Is No-Pay the Way?
To save money and increase quality of care for Medicare patients, the government is considering denying payment to hospitals for certain procedures.
Being discharged from a hospital ought to be a welcome event. For Medicare patients, however, too often it means leaving behind much-needed care. Once home they might have trouble filling prescriptions or scheduling follow-up doctor visits. Their recoveries compromised, nearly one in five ends up back in the hospital within a month. Such readmissions cost the government $17.4 billion in 2004, and three-quarters of them could have been prevented, according to the Centers for Medicare & Medicaid Services.
In an effort to cut costs and increase the quality of care, the Senate has drafted a policy to withhold 20% of a hospital’s payment for eight still-unspecified procedures if a certain number of Medicare patients are readmitted within 30 days for a condition related to their initial hospitalization. Whether the House will go along is unclear, but it seems certain that, as part of health reform legislation that is likely to pass later this year, Congress will change the way hospitals are paid for readmissions. In fact, President Obama’s 2010 federal budget is counting on saving $26 billion over 10 years with such a move.
The idea is to force hospitals to do things they always should have been doing, says Robert Wachter, an expert on health care quality and safety at the University of California, San Francisco. It takes a month on average for a patient’s primary care physician to receive a discharge summary from the hospital recommending follow-up care. So when patients next see their physician, he or she is often unaware of the details of the hospitalization, Wachter says. He thinks hospitals should give patients comprehensive, understandable instructions, followed by a phone call several days later. What’s more, he says, every high-risk patient should be assigned a nurse case manager.
Hospitals agree that the discharge process can be improved but argue that legislation would leave them shouldering too much of the burden. “Lots of people either don’t have a primary care physician, or their physician can’t free up time to see them within a month,” says Nancy Foster, vice president for quality and safety policy for the American Hospital Association. “Some patients don’t fill their prescriptions after they leave the hospital, so it’s no wonder they come back. Hospitals can’t fix these systemic issues by themselves.”

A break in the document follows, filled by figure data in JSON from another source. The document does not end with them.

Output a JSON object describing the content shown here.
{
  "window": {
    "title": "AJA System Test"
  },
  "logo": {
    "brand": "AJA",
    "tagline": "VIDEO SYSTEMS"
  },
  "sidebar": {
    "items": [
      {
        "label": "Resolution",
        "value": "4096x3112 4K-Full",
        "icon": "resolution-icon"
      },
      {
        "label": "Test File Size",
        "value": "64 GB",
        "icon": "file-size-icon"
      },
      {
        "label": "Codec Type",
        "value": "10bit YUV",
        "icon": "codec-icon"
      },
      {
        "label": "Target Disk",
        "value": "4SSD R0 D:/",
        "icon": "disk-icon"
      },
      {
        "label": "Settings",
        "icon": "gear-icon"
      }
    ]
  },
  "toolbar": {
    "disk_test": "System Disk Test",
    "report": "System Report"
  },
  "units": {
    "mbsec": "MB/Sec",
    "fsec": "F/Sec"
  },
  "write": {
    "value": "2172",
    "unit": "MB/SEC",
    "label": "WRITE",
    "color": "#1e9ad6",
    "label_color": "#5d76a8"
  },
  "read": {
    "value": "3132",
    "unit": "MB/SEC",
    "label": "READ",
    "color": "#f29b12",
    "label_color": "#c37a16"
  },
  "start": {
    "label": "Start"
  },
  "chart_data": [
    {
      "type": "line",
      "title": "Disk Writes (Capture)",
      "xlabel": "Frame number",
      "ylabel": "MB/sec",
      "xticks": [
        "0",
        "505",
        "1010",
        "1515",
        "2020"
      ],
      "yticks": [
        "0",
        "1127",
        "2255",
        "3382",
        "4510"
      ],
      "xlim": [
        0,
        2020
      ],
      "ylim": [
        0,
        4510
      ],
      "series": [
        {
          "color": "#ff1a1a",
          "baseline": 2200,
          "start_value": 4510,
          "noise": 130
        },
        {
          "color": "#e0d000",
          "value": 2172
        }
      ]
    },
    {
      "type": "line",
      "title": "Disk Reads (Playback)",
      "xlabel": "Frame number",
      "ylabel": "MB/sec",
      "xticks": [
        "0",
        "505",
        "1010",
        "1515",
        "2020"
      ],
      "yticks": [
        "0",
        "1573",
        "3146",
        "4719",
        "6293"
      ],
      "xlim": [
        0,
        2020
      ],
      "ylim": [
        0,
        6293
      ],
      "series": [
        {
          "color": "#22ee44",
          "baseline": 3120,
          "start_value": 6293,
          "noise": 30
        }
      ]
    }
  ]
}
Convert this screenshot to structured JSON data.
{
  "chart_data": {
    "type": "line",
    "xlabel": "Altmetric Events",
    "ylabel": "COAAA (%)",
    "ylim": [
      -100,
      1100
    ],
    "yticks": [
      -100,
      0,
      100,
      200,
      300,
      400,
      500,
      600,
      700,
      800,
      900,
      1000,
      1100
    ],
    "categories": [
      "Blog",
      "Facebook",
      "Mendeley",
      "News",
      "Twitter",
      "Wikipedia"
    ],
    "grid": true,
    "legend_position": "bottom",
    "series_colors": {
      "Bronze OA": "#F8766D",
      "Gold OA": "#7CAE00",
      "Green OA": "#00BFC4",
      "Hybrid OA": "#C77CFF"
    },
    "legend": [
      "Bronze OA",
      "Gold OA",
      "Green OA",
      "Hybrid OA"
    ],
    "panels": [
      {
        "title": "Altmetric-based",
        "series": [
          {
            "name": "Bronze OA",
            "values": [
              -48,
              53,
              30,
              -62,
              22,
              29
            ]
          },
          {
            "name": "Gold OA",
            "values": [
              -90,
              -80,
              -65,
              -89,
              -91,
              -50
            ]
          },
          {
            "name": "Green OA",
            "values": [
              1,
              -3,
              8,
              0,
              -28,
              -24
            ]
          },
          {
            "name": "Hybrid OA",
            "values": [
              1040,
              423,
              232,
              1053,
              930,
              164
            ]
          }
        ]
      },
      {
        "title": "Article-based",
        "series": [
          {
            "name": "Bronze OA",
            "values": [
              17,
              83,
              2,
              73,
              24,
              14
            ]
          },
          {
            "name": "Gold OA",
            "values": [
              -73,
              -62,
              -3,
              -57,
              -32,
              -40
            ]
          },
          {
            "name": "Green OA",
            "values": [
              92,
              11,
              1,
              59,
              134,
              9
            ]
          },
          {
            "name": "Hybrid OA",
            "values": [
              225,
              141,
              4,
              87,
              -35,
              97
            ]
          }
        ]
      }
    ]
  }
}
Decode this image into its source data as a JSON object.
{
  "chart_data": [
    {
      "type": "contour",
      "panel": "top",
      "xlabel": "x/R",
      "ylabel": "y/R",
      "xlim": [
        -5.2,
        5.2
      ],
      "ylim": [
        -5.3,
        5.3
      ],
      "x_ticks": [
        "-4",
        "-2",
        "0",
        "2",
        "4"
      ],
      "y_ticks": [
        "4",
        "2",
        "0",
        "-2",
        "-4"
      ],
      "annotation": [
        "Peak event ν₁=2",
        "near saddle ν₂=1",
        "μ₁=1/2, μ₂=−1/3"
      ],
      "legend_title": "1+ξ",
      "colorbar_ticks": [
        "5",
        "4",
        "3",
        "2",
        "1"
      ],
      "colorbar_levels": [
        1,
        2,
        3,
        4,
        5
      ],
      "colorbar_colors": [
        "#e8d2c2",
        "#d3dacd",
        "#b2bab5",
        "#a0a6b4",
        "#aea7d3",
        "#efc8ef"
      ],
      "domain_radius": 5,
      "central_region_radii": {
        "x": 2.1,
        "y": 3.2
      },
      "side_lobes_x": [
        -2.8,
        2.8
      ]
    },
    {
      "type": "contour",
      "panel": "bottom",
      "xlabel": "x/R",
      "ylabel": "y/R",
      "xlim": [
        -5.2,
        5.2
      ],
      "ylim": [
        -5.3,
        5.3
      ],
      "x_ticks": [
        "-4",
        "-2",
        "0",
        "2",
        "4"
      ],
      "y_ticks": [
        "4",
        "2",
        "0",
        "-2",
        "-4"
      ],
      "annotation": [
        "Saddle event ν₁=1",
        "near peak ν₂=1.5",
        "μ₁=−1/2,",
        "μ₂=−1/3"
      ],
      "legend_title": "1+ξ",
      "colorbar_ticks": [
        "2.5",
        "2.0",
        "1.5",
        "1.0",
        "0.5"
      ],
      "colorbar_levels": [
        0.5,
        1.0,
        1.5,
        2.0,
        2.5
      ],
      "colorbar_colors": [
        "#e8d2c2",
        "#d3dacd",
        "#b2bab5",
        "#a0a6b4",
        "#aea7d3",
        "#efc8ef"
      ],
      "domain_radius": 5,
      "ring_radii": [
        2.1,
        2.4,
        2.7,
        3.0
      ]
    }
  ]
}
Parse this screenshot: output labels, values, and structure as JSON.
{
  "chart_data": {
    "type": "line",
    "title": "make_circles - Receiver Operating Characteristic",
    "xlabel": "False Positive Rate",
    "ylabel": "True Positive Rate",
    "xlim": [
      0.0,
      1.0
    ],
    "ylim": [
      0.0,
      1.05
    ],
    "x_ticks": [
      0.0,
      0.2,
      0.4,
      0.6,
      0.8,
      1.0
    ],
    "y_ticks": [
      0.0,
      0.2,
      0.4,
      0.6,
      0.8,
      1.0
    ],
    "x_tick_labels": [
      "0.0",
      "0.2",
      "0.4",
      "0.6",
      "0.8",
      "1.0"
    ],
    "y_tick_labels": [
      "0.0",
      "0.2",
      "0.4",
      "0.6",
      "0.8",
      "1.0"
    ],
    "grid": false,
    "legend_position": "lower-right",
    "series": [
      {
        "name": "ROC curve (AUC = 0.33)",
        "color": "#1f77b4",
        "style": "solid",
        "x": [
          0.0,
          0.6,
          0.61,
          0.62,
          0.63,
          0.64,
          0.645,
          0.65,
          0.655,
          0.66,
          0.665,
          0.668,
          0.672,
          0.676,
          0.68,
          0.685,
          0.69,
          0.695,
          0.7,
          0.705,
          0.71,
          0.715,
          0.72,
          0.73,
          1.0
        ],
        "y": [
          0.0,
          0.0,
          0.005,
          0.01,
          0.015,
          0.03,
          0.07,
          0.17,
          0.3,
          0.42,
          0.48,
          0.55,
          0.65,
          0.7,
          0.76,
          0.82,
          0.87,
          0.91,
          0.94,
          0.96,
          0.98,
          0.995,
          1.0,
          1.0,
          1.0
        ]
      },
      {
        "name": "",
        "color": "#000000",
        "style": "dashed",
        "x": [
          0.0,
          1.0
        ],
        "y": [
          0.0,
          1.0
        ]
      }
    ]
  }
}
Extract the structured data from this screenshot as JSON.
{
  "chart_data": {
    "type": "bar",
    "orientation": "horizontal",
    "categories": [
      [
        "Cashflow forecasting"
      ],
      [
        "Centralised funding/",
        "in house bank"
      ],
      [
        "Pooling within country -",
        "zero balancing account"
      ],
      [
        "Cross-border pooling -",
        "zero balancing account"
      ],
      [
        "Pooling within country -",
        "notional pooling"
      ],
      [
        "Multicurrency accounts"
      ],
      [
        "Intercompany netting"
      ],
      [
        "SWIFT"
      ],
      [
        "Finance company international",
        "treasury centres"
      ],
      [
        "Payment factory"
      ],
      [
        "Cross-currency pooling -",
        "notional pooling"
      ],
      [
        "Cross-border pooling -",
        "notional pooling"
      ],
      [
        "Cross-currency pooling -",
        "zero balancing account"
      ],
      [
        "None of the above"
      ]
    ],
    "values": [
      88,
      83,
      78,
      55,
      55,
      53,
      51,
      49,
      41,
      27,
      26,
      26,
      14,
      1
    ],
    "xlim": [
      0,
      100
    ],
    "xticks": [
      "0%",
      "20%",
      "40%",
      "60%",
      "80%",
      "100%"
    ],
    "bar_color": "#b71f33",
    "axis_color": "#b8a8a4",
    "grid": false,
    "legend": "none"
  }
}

Reforming hospital payment for preventable readmissions is just the latest step in the steady march toward improving quality of care while saving Medicare billions of dollars. Last October the CMS refused to pay hospitals extra to treat 10 complications if they occurred after the patient was admitted. Though the new no-pay rule seemed obvious for some “adverse events,” such as leaving a sponge in the abdomen after surgery, others on the list, such as fall prevention, provoked the indignation of doctors and hospitals.
“Feedback from hospitals and specialty societies should be incorporated into assessments of the no-pay strategy’s effectiveness and fairness,” Wachter says. But he adds that the science of prevention must advance, noting that research is too preliminary to determine whether some items are truly preventable—and worthy of punishing hospitals for them.